Врач и впрямь пришел в эту больницу совсем недавно и еще не забыл, что такое честь медика, а потому написал отчет, в котором изложил свои подозрения. По его мнению, пациентка умерла вследствие укола, сделанного в обход больничных правил, а медсестра Вагнер солгала ему. Последовавшее засим вскрытие подтвердило правоту молодого врача.

– Мы должны остановить их! – вскричал доктор Шотц, врываясь в кабинет начальника следственного отдела, и с размаху ударил кулаком по столу. – Одному Богу ведомо, скольких они уже убили за эти годы и сколько еще умрет, если мы не начнем действовать без промедления!

С этими словами он сунул инспектору под нос отчет о вскрытии последней жертвы палаты «D». Прочитав бумагу, полицейский изменился в лице.

– Что ж, отправляю следственную бригаду. Подготовьте мне истории болезней всех пациентов, умерших в палате «D» за время работы этой зловещей четверки.

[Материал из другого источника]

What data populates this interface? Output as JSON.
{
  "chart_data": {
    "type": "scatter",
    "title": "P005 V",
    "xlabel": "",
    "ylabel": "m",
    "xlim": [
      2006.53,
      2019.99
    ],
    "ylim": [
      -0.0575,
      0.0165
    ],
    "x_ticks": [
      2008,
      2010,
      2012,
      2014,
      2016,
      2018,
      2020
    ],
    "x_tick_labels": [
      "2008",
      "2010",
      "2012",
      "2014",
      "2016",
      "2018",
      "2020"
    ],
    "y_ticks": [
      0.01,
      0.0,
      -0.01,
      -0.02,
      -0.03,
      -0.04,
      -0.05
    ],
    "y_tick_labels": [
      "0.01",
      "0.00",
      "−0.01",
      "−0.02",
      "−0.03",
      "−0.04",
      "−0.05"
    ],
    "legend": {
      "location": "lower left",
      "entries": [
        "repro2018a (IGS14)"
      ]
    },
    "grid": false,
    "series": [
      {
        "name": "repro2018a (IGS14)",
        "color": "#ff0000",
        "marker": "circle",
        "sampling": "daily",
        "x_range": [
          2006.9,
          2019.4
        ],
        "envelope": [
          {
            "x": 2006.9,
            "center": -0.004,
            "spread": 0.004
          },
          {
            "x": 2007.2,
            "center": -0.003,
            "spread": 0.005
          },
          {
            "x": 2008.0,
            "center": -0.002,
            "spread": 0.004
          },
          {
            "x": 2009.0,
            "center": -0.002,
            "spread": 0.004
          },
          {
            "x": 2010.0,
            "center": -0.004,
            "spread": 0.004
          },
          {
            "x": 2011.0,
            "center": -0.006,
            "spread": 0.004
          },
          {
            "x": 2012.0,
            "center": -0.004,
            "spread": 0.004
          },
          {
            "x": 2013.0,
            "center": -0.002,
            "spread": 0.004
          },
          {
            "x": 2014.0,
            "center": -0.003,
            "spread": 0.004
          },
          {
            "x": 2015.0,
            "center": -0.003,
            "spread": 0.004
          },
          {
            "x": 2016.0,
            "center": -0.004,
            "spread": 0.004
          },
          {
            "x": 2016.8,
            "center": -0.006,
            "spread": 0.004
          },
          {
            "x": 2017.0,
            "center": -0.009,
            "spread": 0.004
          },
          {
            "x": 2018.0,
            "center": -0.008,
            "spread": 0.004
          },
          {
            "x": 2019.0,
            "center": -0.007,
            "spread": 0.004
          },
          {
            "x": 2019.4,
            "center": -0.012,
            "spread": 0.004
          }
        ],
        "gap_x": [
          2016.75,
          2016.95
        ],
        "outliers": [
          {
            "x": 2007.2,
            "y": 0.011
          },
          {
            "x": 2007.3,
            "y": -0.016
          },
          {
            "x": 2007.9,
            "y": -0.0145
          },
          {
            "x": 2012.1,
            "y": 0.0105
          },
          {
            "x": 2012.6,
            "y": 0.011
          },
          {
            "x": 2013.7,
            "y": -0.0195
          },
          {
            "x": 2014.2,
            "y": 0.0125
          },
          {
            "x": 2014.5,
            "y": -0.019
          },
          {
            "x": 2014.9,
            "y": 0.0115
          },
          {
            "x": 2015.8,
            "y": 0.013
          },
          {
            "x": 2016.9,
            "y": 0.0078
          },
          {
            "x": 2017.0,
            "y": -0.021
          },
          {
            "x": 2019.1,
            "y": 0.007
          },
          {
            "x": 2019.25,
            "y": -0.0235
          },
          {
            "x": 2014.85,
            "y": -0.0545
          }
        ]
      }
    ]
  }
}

– Ну, наконец-то сподобились! – выпалил Шотц и облегченно вздохнул.

Дальнейшее было делом техники. Четверых сиделок задержали, и Вальтрауд Вагнер, поняв, что ее песенка спета, выступила с заявлением, признавшись в содеянном и выдав троих сообщниц. Но даже она не смогла назвать точного числа убитых. Вальтрауд попросту потеряла счет своим жертвам.

В апреле 1989 года четверо убийц предстали перед судом в Вене. Их обвиняли в сорока двух умышленных убийствах, но доктор Шотц считал, что эти выявленные преступления – лишь верхушка зловещего айсберга, и общественность придерживалась того же мнения.

Целых три недели жюри из восьми присяжных внимательно слушало обвинителей, собравших многочисленные улики, а затем в течение двенадцати часов обдумывало свое решение. В итоге Ирен Лайдольф была признана виновной в пяти убийствах и двух покушениях на убийство и приговорена к пожизненному заключению.

Мария Грубер получила 15 лет тюрьмы за два покушения на убийство.

Стефанию Майер признали виновной в одном непредумышленном убийстве и семи покушениях на убийство. Выслушав приговор к двадцати годам заключения, она упала в обморок и была доставлена в тюрьму на носилках.

Ну, а что же Вальтрауд Вагнер, глава этого преступного синдиката, распорядительница страшного конвейера смерти? Ее признали виновной в пятнадцати убийствах, семнадцати покушениях и двух случаях нанесения опасного вреда здоровью людей. Когда судья Бригит Кайль объявила приговор – пожизненное заключение, – Вальтрауд последовала примеру Стефании и тоже грохнулась без чувств, поскольку никак не ожидала такой строгой кары. На суде она то и дело затягивала свою старую песню и твердила, что-де оказывала глупым старикам услугу, отправляя их в мир иной. Похоже, она и впрямь верила в то, что избавляет людей от боли и страданий. Однажды взбешенная этой демагогией судья Бригит Кайль не выдержала и гневно спросила Вальтрауд: «А знаете ли вы, что после ваших «процедур» жертвы испытывали многочасовые мучения? По-вашему, это называется «избавлением от боли и страданий»?»

И тогда недипломированная сиделка Вагнер впервые потупила взор и не нашлась, что ответить. Ведь по большому счету она была глупа и, естественно, плохо ладила с логикой.